Neal Mohan, the vice president for product management responsible for Google’s display advertising products, and Barry Salzman, managing director of media and platforms for the Americas at Google, who runs display ad sales, envisioned a Web where the ads are more social, mobile and real-time — and a lot more profitable, says the NY Times.

  • Google announced two new kinds of video ads for YouTube and predicted that half of display ads would include cost-per-view videos that viewers choose to watch. On YouTube, people will be able to skip video ads they don’t like after five seconds (and the advertiser won’t pay for those views) or choose which of three ads to watch.
  • Half of the audience will be viewing ads in real-time, Google predicted. That means changing elements of ads on the fly based on things like location, the viewer’s interests and the weather. Google demonstrated technology from Teracent, an advertising company it acquired, that changes a car ad depending on whether the viewer is in a sunny or rainy place, is a woman or a man, and prefers shopping or sports. The technology would allow “millions of possible permutations,” Mr. Salzman said.
  • Google predicted that cellphone screens would be the No. 1 screen for viewing the Web by 2015. In display advertising, that means using phones to bridge the gap between a magazine ad and an online ad. Google Goggles already lets people take photos of things to search for them on Google. Eventually, people will be able to take a cellphone photo of a print automobile ad, for instance, and see the car in 3-D.
  • There are metrics more important than clicks. “Whatever the marketing goal is, you should be able to measure it,” Mr. Salzman said. In addition to measuring engagement with rich media ads and video views, other examples of new forms of advertising measurement include “sentiment analysis” that examines “the tone of consumer comments about a brand” and geo-based metrics will allow marketers to measure the increase in foot traffic or to their stores.
  • Three quarters of all ads will be socially enabled. “All users will be able to share an ad, comment on an ad and give feedback on an ad,” said Mr. Mohan. Instead of advertisers talking to consumers directly, Mr. Mohan envisioned “a two-way communication channel between a brand and its consumers.”
  • Rich media ads will comprise 50 percent of all campaigns. According to Mr. Salzman, “Static banner ads will become a thing of the past.” To illustrate his point, Mr. Salzman showed the audience the live video stream of the presentation as it was streamed to ad units on the Advertising Age Web site. He described it as a “meta media phenomenon.”
  • Display advertising will grow to be a $50 billion market.

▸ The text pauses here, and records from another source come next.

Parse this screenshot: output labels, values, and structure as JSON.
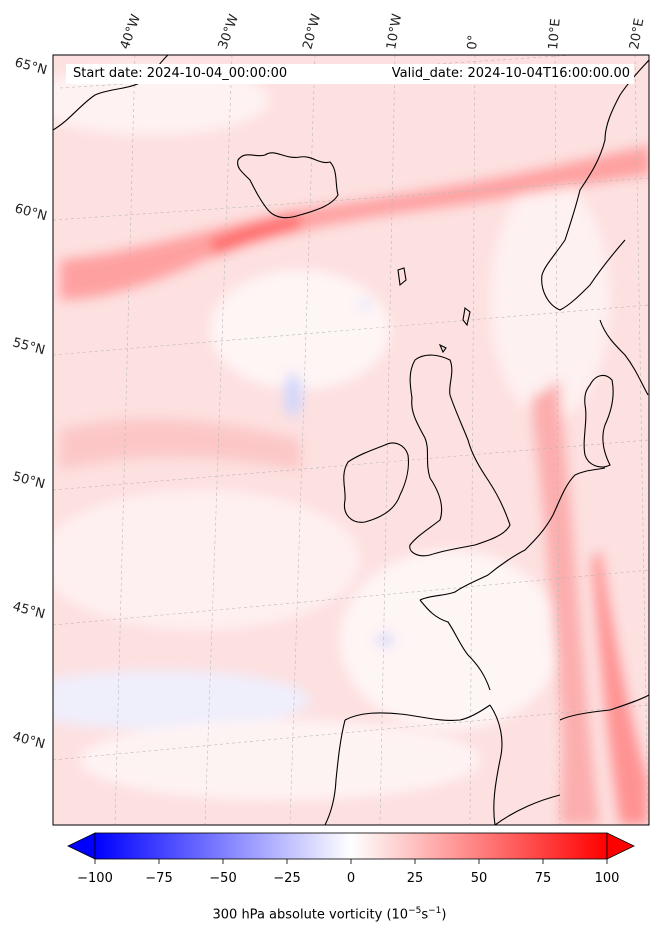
{
  "titles": {
    "start": "Start date: 2024-10-04_00:00:00",
    "valid": "Valid_date: 2024-10-04T16:00:00.00"
  },
  "lon_labels": [
    "40°W",
    "30°W",
    "20°W",
    "10°W",
    "0°",
    "10°E",
    "20°E"
  ],
  "lat_labels": [
    "65°N",
    "60°N",
    "55°N",
    "50°N",
    "45°N",
    "40°N"
  ],
  "colorbar": {
    "label_prefix": "300 hPa absolute vorticity (10",
    "exp1": "−5",
    "mid": "s",
    "exp2": "−1",
    "label_suffix": ")",
    "min": -100,
    "max": 100,
    "tick_values": [
      -100,
      -75,
      -50,
      -25,
      0,
      25,
      50,
      75,
      100
    ],
    "tick_labels": [
      "−100",
      "−75",
      "−50",
      "−25",
      "0",
      "25",
      "50",
      "75",
      "100"
    ],
    "colormap": "bwr",
    "extend": "both"
  },
  "colors": {
    "negative": "#0000ff",
    "positive": "#ff0000",
    "coast": "#000000"
  }
}
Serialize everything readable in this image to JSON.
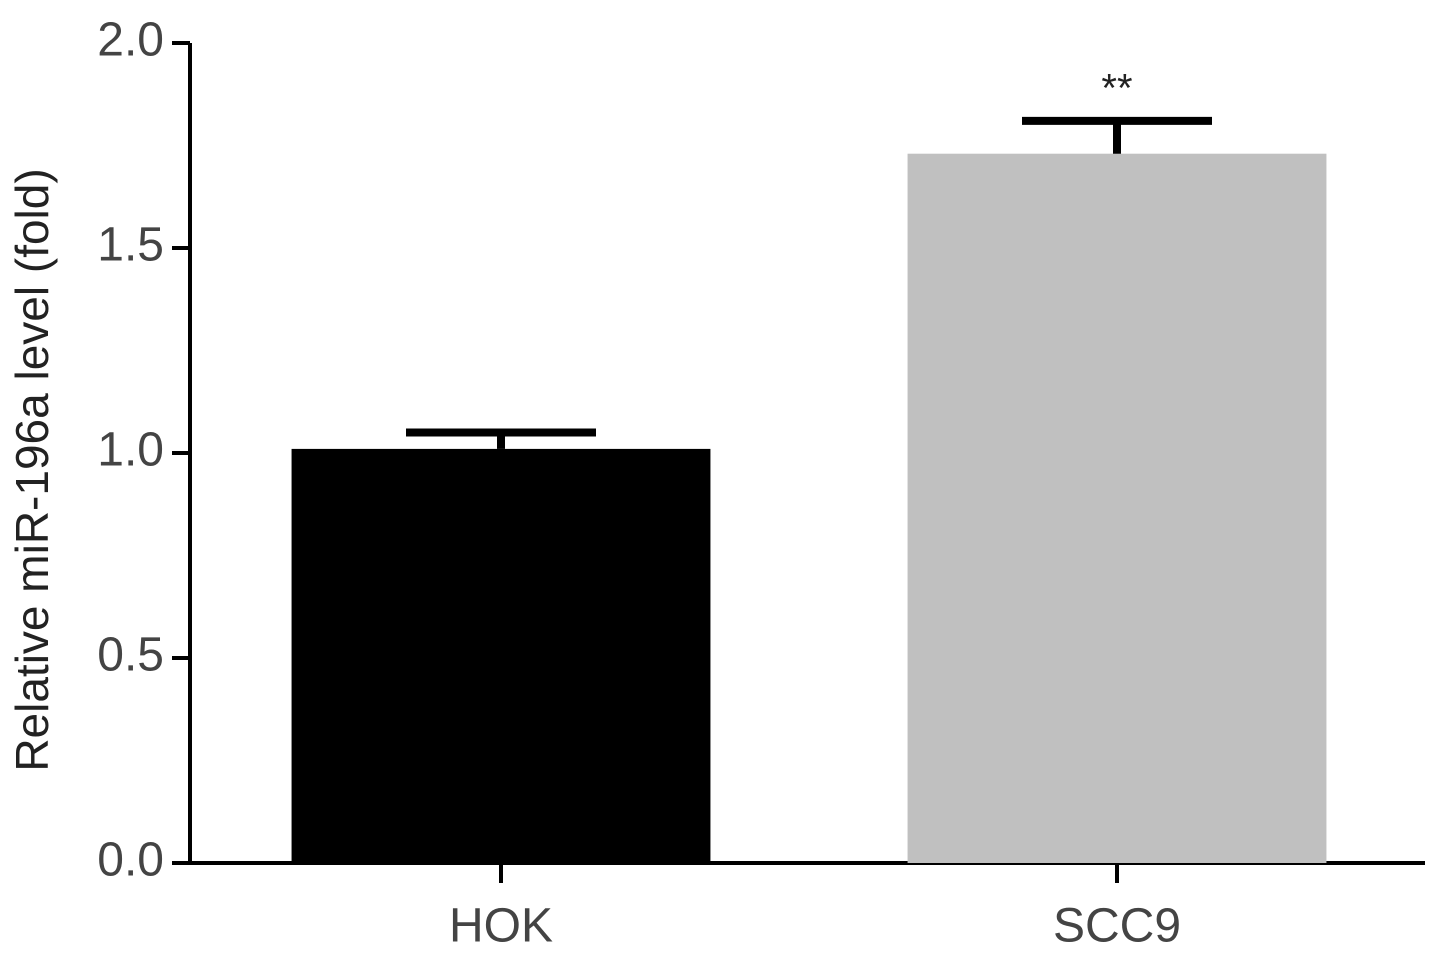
{
  "chart_data": {
    "type": "bar",
    "y_label": "Relative miR-196a level (fold)",
    "categories": [
      "HOK",
      "SCC9"
    ],
    "values": [
      1.01,
      1.73
    ],
    "errors": [
      0.04,
      0.08
    ],
    "colors": [
      "#000000",
      "#c0c0c0"
    ],
    "ylim": [
      0,
      2.0
    ],
    "yticks": [
      {
        "value": 0,
        "label": "0.0"
      },
      0.5,
      {
        "value": 1.0,
        "label": "1.0"
      },
      1.5,
      {
        "value": 2.0,
        "label": "2.0"
      }
    ],
    "annotations": [
      {
        "text": "**",
        "category": "SCC9"
      }
    ],
    "grid": false
  }
}
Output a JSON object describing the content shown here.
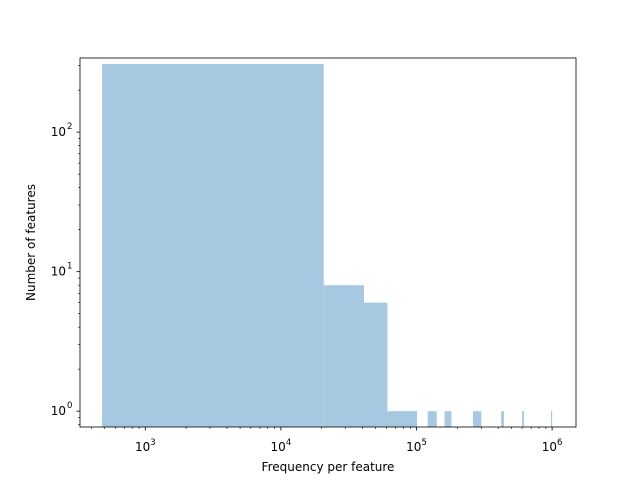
{
  "chart_data": {
    "type": "bar",
    "title": "",
    "xlabel": "Frequency per feature",
    "ylabel": "Number of features",
    "x_scale": "log",
    "y_scale": "log",
    "xlim": [
      330,
      1500000
    ],
    "ylim": [
      0.77,
      340
    ],
    "bar_color": "#a6c8e0",
    "x_ticks": [
      {
        "value": 1000,
        "base": "10",
        "exp": "3"
      },
      {
        "value": 10000,
        "base": "10",
        "exp": "4"
      },
      {
        "value": 100000,
        "base": "10",
        "exp": "5"
      },
      {
        "value": 1000000,
        "base": "10",
        "exp": "6"
      }
    ],
    "y_ticks": [
      {
        "value": 1,
        "base": "10",
        "exp": "0"
      },
      {
        "value": 10,
        "base": "10",
        "exp": "1"
      },
      {
        "value": 100,
        "base": "10",
        "exp": "2"
      }
    ],
    "bins": [
      {
        "x0": 480,
        "x1": 20700,
        "count": 308
      },
      {
        "x0": 20700,
        "x1": 41000,
        "count": 8
      },
      {
        "x0": 41000,
        "x1": 61000,
        "count": 6
      },
      {
        "x0": 61000,
        "x1": 101000,
        "count": 1
      },
      {
        "x0": 121000,
        "x1": 141000,
        "count": 1
      },
      {
        "x0": 161000,
        "x1": 181000,
        "count": 1
      },
      {
        "x0": 261000,
        "x1": 301000,
        "count": 1
      },
      {
        "x0": 421000,
        "x1": 441000,
        "count": 1
      },
      {
        "x0": 601000,
        "x1": 621000,
        "count": 1
      },
      {
        "x0": 981000,
        "x1": 1000000,
        "count": 1
      }
    ]
  }
}
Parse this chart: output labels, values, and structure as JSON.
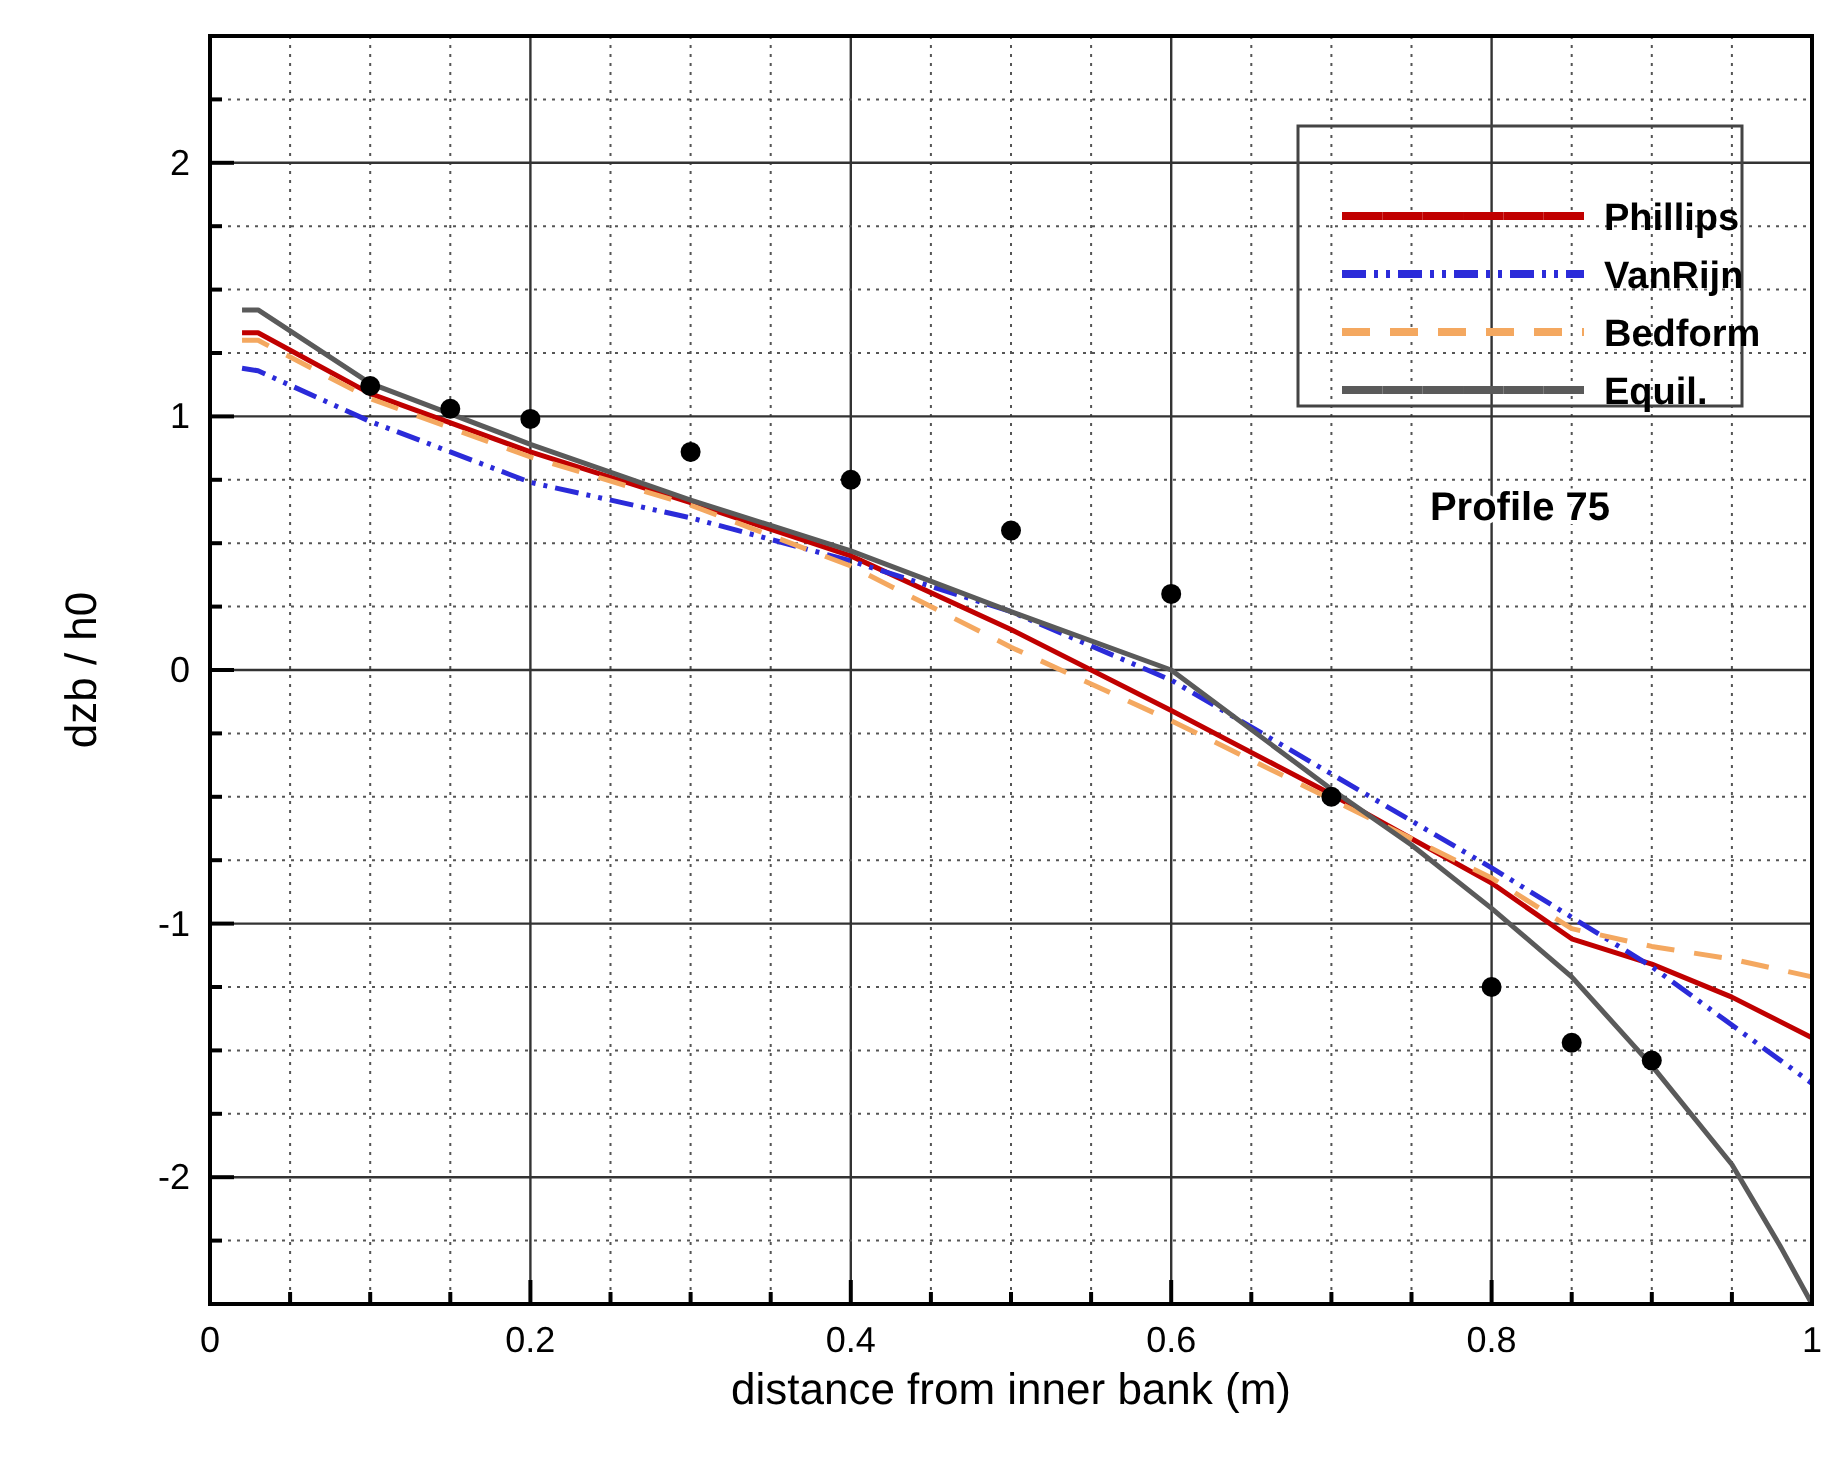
{
  "chart_data": {
    "type": "line",
    "xlabel": "distance from inner bank (m)",
    "ylabel": "dzb / h0",
    "xlim": [
      0,
      1
    ],
    "ylim": [
      -2.5,
      2.5
    ],
    "xticks": [
      0,
      {
        "value": 0.05,
        "label": null
      },
      {
        "value": 0.1,
        "label": null
      },
      {
        "value": 0.15,
        "label": null
      },
      0.2,
      {
        "value": 0.25,
        "label": null
      },
      {
        "value": 0.3,
        "label": null
      },
      {
        "value": 0.35,
        "label": null
      },
      0.4,
      {
        "value": 0.45,
        "label": null
      },
      {
        "value": 0.5,
        "label": null
      },
      {
        "value": 0.55,
        "label": null
      },
      0.6,
      {
        "value": 0.65,
        "label": null
      },
      {
        "value": 0.7,
        "label": null
      },
      {
        "value": 0.75,
        "label": null
      },
      0.8,
      {
        "value": 0.85,
        "label": null
      },
      {
        "value": 0.9,
        "label": null
      },
      {
        "value": 0.95,
        "label": null
      },
      1
    ],
    "yticks": [
      {
        "value": -2.25,
        "label": null
      },
      -2,
      {
        "value": -1.75,
        "label": null
      },
      {
        "value": -1.5,
        "label": null
      },
      {
        "value": -1.25,
        "label": null
      },
      -1,
      {
        "value": -0.75,
        "label": null
      },
      {
        "value": -0.5,
        "label": null
      },
      {
        "value": -0.25,
        "label": null
      },
      0,
      {
        "value": 0.25,
        "label": null
      },
      {
        "value": 0.5,
        "label": null
      },
      {
        "value": 0.75,
        "label": null
      },
      1,
      {
        "value": 1.25,
        "label": null
      },
      {
        "value": 1.5,
        "label": null
      },
      {
        "value": 1.75,
        "label": null
      },
      2,
      {
        "value": 2.25,
        "label": null
      }
    ],
    "grid": true,
    "legend": "top right",
    "annotations": [
      "Profile 75"
    ],
    "series": [
      {
        "name": "Phillips",
        "color": "#c00000",
        "line_style": "solid",
        "x": [
          0.02,
          0.03,
          0.1,
          0.2,
          0.3,
          0.4,
          0.5,
          0.6,
          0.7,
          0.8,
          0.85,
          0.9,
          0.95,
          1.0
        ],
        "values": [
          1.33,
          1.33,
          1.09,
          0.86,
          0.66,
          0.45,
          0.16,
          -0.16,
          -0.49,
          -0.84,
          -1.06,
          -1.16,
          -1.29,
          -1.45
        ]
      },
      {
        "name": "VanRijn",
        "color": "#2b2bd9",
        "line_style": "dashdotdot",
        "x": [
          0.02,
          0.03,
          0.1,
          0.15,
          0.2,
          0.3,
          0.4,
          0.5,
          0.6,
          0.7,
          0.8,
          0.9,
          1.0
        ],
        "values": [
          1.19,
          1.18,
          0.98,
          0.86,
          0.74,
          0.6,
          0.43,
          0.23,
          -0.04,
          -0.41,
          -0.78,
          -1.17,
          -1.63
        ]
      },
      {
        "name": "Bedform",
        "color": "#f4a860",
        "line_style": "dashed",
        "x": [
          0.02,
          0.03,
          0.1,
          0.2,
          0.3,
          0.4,
          0.5,
          0.6,
          0.7,
          0.8,
          0.85,
          0.9,
          0.95,
          1.0
        ],
        "values": [
          1.3,
          1.3,
          1.07,
          0.84,
          0.65,
          0.41,
          0.09,
          -0.2,
          -0.51,
          -0.82,
          -1.02,
          -1.09,
          -1.14,
          -1.21
        ]
      },
      {
        "name": "Equil.",
        "color": "#5a5a5a",
        "line_style": "solid",
        "x": [
          0.02,
          0.03,
          0.1,
          0.2,
          0.3,
          0.4,
          0.5,
          0.6,
          0.7,
          0.75,
          0.8,
          0.85,
          0.9,
          0.95,
          0.98,
          1.0
        ],
        "values": [
          1.42,
          1.42,
          1.13,
          0.89,
          0.67,
          0.47,
          0.23,
          0.0,
          -0.47,
          -0.69,
          -0.94,
          -1.21,
          -1.56,
          -1.95,
          -2.27,
          -2.5
        ]
      },
      {
        "type": "scatter",
        "color": "#000000",
        "marker": "circle",
        "x": [
          0.1,
          0.15,
          0.2,
          0.3,
          0.4,
          0.5,
          0.6,
          0.7,
          0.8,
          0.85,
          0.9
        ],
        "values": [
          1.12,
          1.03,
          0.99,
          0.86,
          0.75,
          0.55,
          0.3,
          -0.5,
          -1.25,
          -1.47,
          -1.54
        ]
      }
    ]
  }
}
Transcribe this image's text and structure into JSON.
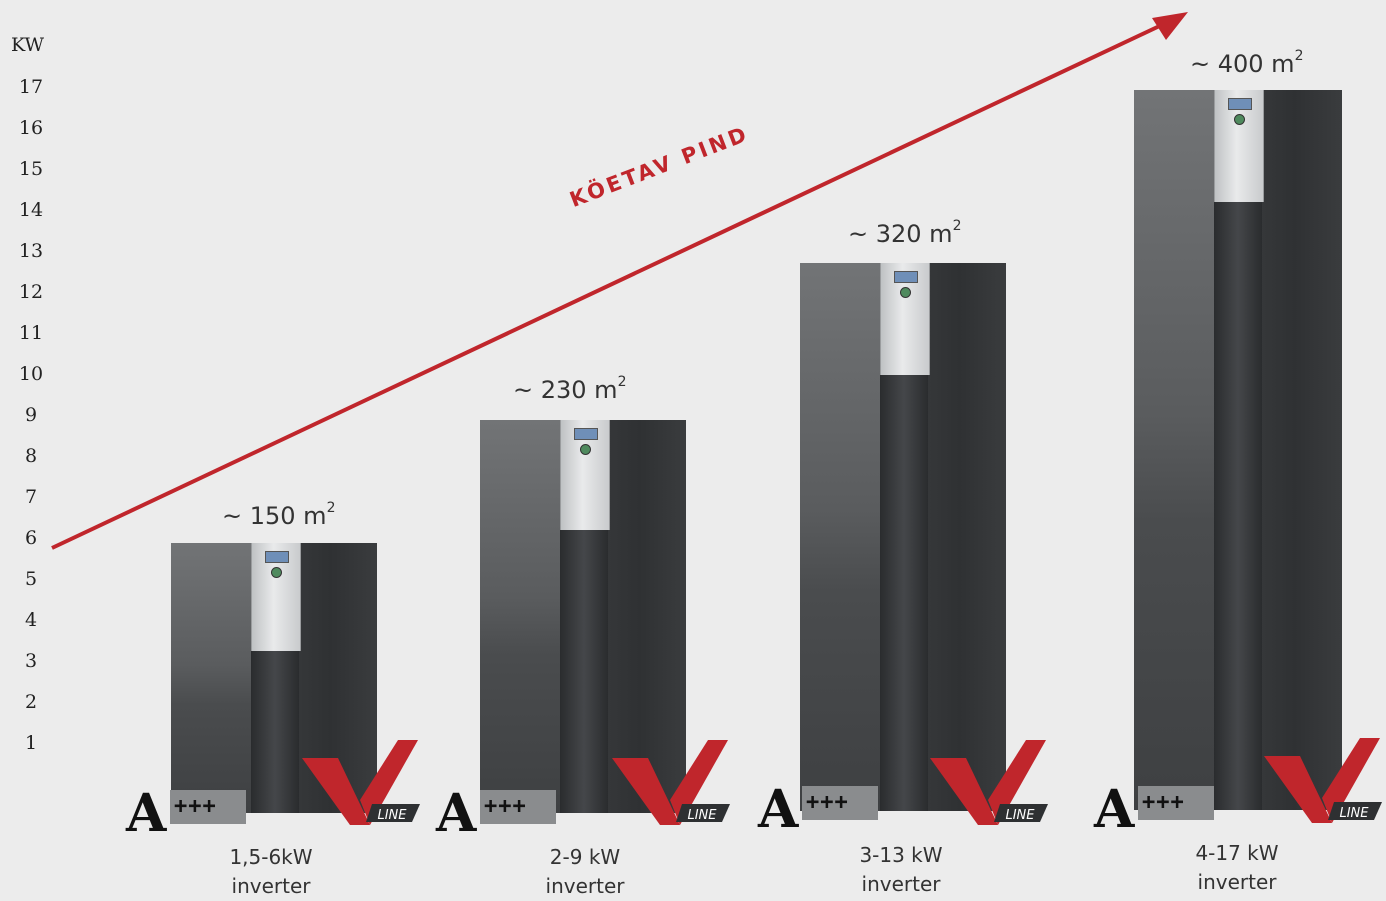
{
  "axis": {
    "unit": "KW",
    "ticks": [
      "17",
      "16",
      "15",
      "14",
      "13",
      "12",
      "11",
      "10",
      "9",
      "8",
      "7",
      "6",
      "5",
      "4",
      "3",
      "2",
      "1"
    ]
  },
  "arrow": {
    "label": "KÖETAV PIND",
    "color": "#c0262c"
  },
  "products": [
    {
      "area": "~ 150 m",
      "area_sup": "2",
      "power": "1,5-6kW",
      "type": "inverter",
      "rating": "A",
      "rating_plus": "+++",
      "brand": "LINE"
    },
    {
      "area": "~ 230 m",
      "area_sup": "2",
      "power": "2-9 kW",
      "type": "inverter",
      "rating": "A",
      "rating_plus": "+++",
      "brand": "LINE"
    },
    {
      "area": "~ 320 m",
      "area_sup": "2",
      "power": "3-13 kW",
      "type": "inverter",
      "rating": "A",
      "rating_plus": "+++",
      "brand": "LINE"
    },
    {
      "area": "~ 400 m",
      "area_sup": "2",
      "power": "4-17 kW",
      "type": "inverter",
      "rating": "A",
      "rating_plus": "+++",
      "brand": "LINE"
    }
  ],
  "colors": {
    "background": "#ececec",
    "accent": "#c0262c",
    "unit_body": "#4a4c4e"
  }
}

According to Google, every day, there are more ad calls on the DoubleClick Ad Exchange than there are trades on all the world’s stock exchanges combined.

In September, Gartner forecast that Android would become the second largest platform worldwide by the end of the year, a slot currently held by Blackberry maker RIM and predicted that Android could reach the number one spot by 2014, ousting Nokia’s Symbian OS.

Geoff Ramsey, CEO of eMarketer (above), gives his take for Mediascrape. In the next three- to five years, a website that isn’t tailored to a specific user’s interest will be an anachronism, according to Facebook COO Sheryl Sandberg.

Currently, North America controls 36.6% of the worldwide advertising market, says eMarketer, compared to Asia-Pacific’s 28% share. But North America’s share will decline to an estimated 33.8% of the market by 2014, while Asia-Pacific’s slice will increase to 30.7%.

Newspapers, magazines and television now have a fundamentally new platform for delivering subscription services and display advertising. The Tablet.

An audience of billions. A demographic of one.